The company’s first-generation RF chip was released in March of 2004, and its first baseband was finished in October of the same year. “We built and shipped close to 140 development systems based on that device set,” Yurdakul says. “If you go to any demo at various different shows, you will still see our development system based on this chipset being demonstrated by the Intels and Phillips and NECs of the world.”
In Production
Wisair’s second-generation chipset was finalized in June of 2005. Yurdakul says that chipset, which includes the 531 baseband and MAC and the 502 RF front-end, is essentially a production candidate. “Naturally, we believe that in the future we will have to do a single chip – in fact, we will tape our single-chip CMOS in the first quarter of next year,” he says.
Still, Yurdakul says the two-chip SiGe/CMOS combination, the 531 with the 502, is currently the best option available. “What is important at this stage is the cost, performance and power consumption,” he says. “We really believe that the SiGe/CMOS pair gives the best performance, and there is no cost penalty.”
With the announcement of the Wireless USB dongle and hub, Yurdakul says, manufacturers can start to build complete Wireless USB solutions. “Wireless USB, naturally, will be native in the PC and in devices eventually, but to support your existing PCs and laptops and all the millions of USB devices out there – the cameras and hard disks and printers – you have to start with a wired adapter concept,” he says.
Going Global
Yurdakul says Wisair currently has more than 40 customers in the process of developing products, including both OEMs and ODMs. Using the company’s reference designs, he says, more than a dozen OEMs and ODMs should be in production early next year. “The pressure of commercializing this technology is here today,” he says.

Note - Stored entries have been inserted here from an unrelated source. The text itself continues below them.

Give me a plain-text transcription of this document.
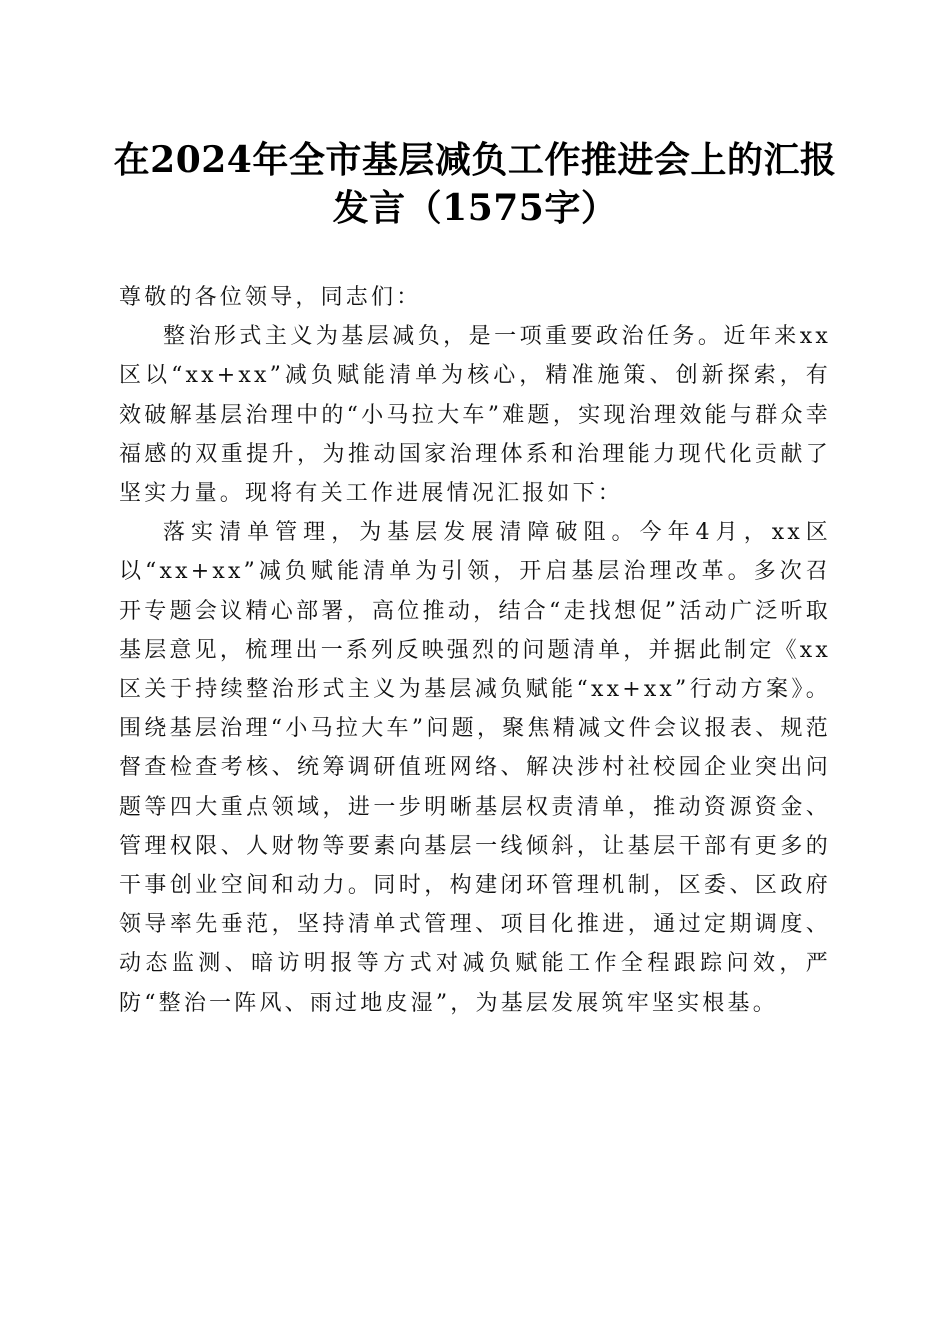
在2024年全市基层减负工作推进会上的汇报
发言（1575字）

尊敬的各位领导，同志们：

整治形式主义为基层减负，是一项重要政治任务。近年来xx区以“xx+xx”减负赋能清单为核心，精准施策、创新探索，有效破解基层治理中的“小马拉大车”难题，实现治理效能与群众幸福感的双重提升，为推动国家治理体系和治理能力现代化贡献了坚实力量。现将有关工作进展情况汇报如下：

落实清单管理，为基层发展清障破阻。今年4月，xx区以“xx+xx”减负赋能清单为引领，开启基层治理改革。多次召开专题会议精心部署，高位推动，结合“走找想促”活动广泛听取基层意见，梳理出一系列反映强烈的问题清单，并据此制定《xx区关于持续整治形式主义为基层减负赋能“xx+xx”行动方案》。围绕基层治理“小马拉大车”问题，聚焦精减文件会议报表、规范督查检查考核、统筹调研值班网络、解决涉村社校园企业突出问题等四大重点领域，进一步明晰基层权责清单，推动资源资金、管理权限、人财物等要素向基层一线倾斜，让基层干部有更多的干事创业空间和动力。同时，构建闭环管理机制，区委、区政府领导率先垂范，坚持清单式管理、项目化推进，通过定期调度、动态监测、暗访明报等方式对减负赋能工作全程跟踪问效，严防“整治一阵风、雨过地皮湿”，为基层发展筑牢坚实根基。
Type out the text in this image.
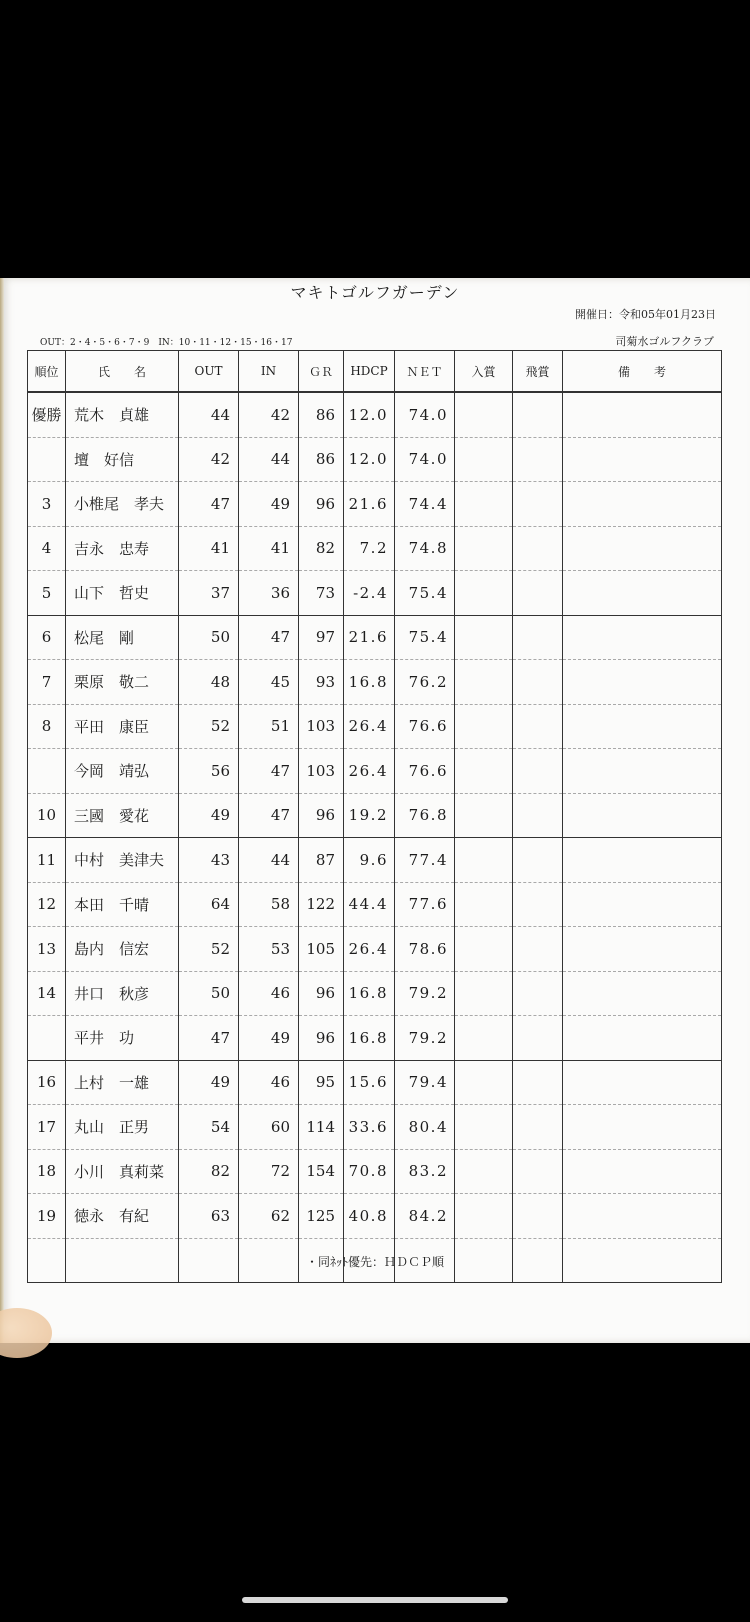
マキトゴルフガーデン
開催日：令和05年01月23日
OUT：2・4・5・6・7・9　IN：10・11・12・15・16・17	司菊水ゴルフクラブ
順位	氏　　名	OUT	IN	ＧＲ	HDCP	ＮＥＴ	入賞	飛賞	備　　考
優勝	荒木　貞雄	44	42	86	12.0	74.0			
	壇　好信	42	44	86	12.0	74.0			
3	小椎尾　孝夫	47	49	96	21.6	74.4			
4	吉永　忠寿	41	41	82	7.2	74.8			
5	山下　哲史	37	36	73	-2.4	75.4			
6	松尾　剛	50	47	97	21.6	75.4			
7	栗原　敬二	48	45	93	16.8	76.2			
8	平田　康臣	52	51	103	26.4	76.6			
	今岡　靖弘	56	47	103	26.4	76.6			
10	三國　愛花	49	47	96	19.2	76.8			
11	中村　美津夫	43	44	87	9.6	77.4			
12	本田　千晴	64	58	122	44.4	77.6			
13	島内　信宏	52	53	105	26.4	78.6			
14	井口　秋彦	50	46	96	16.8	79.2			
	平井　功	47	49	96	16.8	79.2			
16	上村　一雄	49	46	95	15.6	79.4			
17	丸山　正男	54	60	114	33.6	80.4			
18	小川　真莉菜	82	72	154	70.8	83.2			
19	徳永　有紀	63	62	125	40.8	84.2			

・同ﾈｯﾄ優先：ＨＤＣＰ順
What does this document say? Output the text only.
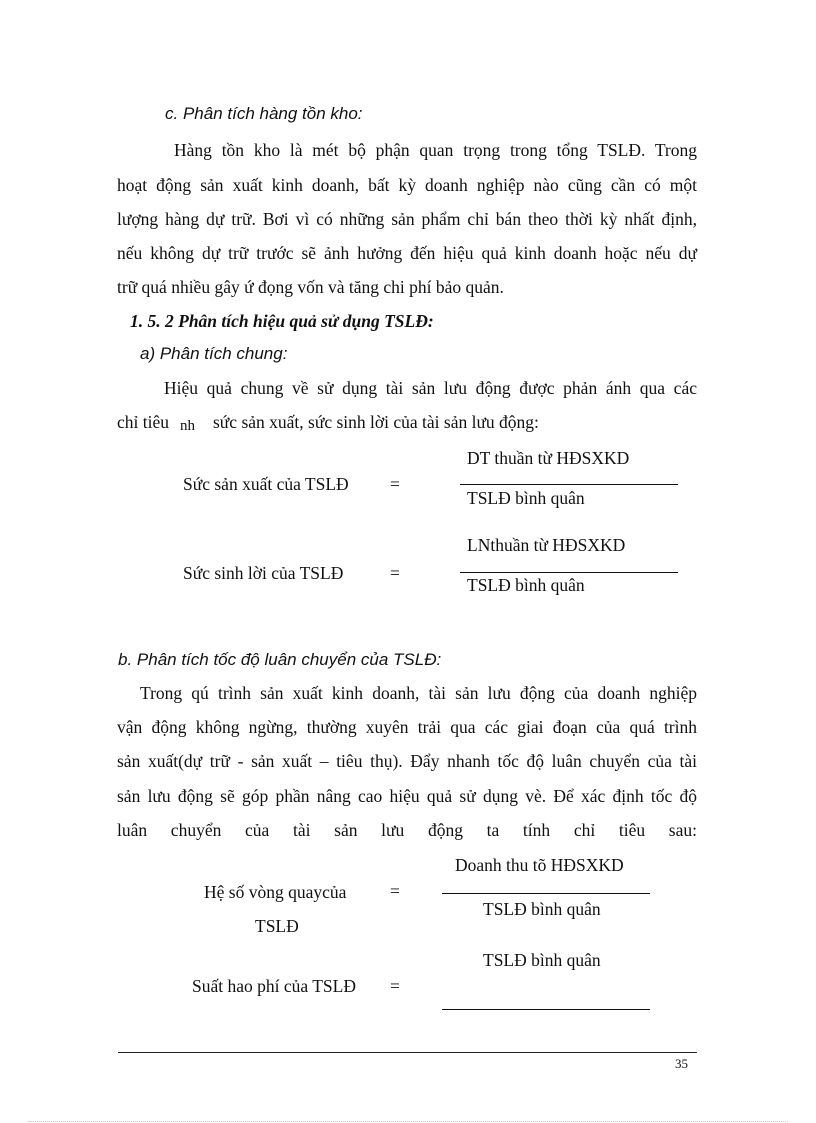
c. Phân tích hàng tồn kho:
Hàng tồn kho là mét bộ phận quan trọng trong tổng TSLĐ. Trong
hoạt động sản xuất kinh doanh, bất kỳ doanh nghiệp nào cũng cần có một
lượng hàng dự trữ. Bơi vì có những sản phẩm chỉ bán theo thời kỳ nhất định,
nếu không dự trữ trước sẽ ảnh hưởng đến hiệu quả kinh doanh hoặc nếu dự
trữ quá nhiều gây ứ đọng vốn và tăng chi phí bảo quản.
1. 5. 2 Phân tích hiệu quả sử dụng TSLĐ:
a) Phân tích chung:
Hiệu quả chung về sử dụng tài sản lưu động được phản ánh qua các
chỉ tiêu nh sức sản xuất, sức sinh lời của tài sản lưu động:
DT thuần từ HĐSXKD
Sức sản xuất của TSLĐ =
TSLĐ bình quân
LNthuần từ HĐSXKD
Sức sinh lời của TSLĐ	=
TSLĐ bình quân
b. Phân tích tốc độ luân chuyển của TSLĐ:
Trong qú trình sản xuất kinh doanh, tài sản lưu động của doanh nghiệp
vận động không ngừng, thường xuyên trải qua các giai đoạn của quá trình
sản xuất(dự trữ - sản xuất – tiêu thụ). Đẩy nhanh tốc độ luân chuyển của tài
sản lưu động sẽ góp phần nâng cao hiệu quả sử dụng vè. Để xác định tốc độ
luân chuyển của tài sản lưu động ta tính chỉ tiêu sau:
Doanh thu tõ HĐSXKD
Hệ số vòng quaycủa
TSLĐ
=
TSLĐ bình quân
TSLĐ bình quân
Suất hao phí của TSLĐ =
35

The biggest remaining challenge, Yurdakul says, lies in getting ultrawideband technology approved outside the United States. “We’ve been spending a lot of time on the regulatory domain,” he says. “And to our surprise, Japan and Europe actually gave us a green light for ultrawideband – utilizing a similar envelope to the FCC’s, with some stipulations.”
Those stipulations, Yurdakul says, mostly have to do with protecting incumbent services like WiMax or upcoming 4G, using detect-and-avoid (DAA) schemes. “In September, our CTO and our engineering team put together a DAA demo, and we showed it to regulators at an ETSI meeting – and we received a very, very good reaction,” he says.
A Hub Design
The aim of the reference design announced this week, Yurdakul says, is to provide a way for manufacturers and end users to transition from wired USB to Wireless USB. Not only can the hub be used to connect legacy wired USB devices, he says, it can also be built into larger, wall-powered consumer devices like camera cradles, printers or hard disks.
The current design supports 480 Mbps at about 3-5 meters, or 100-200 Mbps at 10-12 meters, and includes built-in rejection capability with 802.11 and Bluetooth devices. “Since they’re narrowband and very high power compared to us, their energy can leak into our band,” he says. “So we preemptively designed rejection for it so that they don’t impact our performance.”
In the coming year, Yurdakul says, Wisair is in a good position to help drive the launch of UWB devices into the market. And the growing competition from other UWB companies, he says, is a good thing. “From a business and technical point of view, we want to create a good, solid edge for ourselves, while we believe the competition will help the technology take off much faster than it would otherwise,” he says.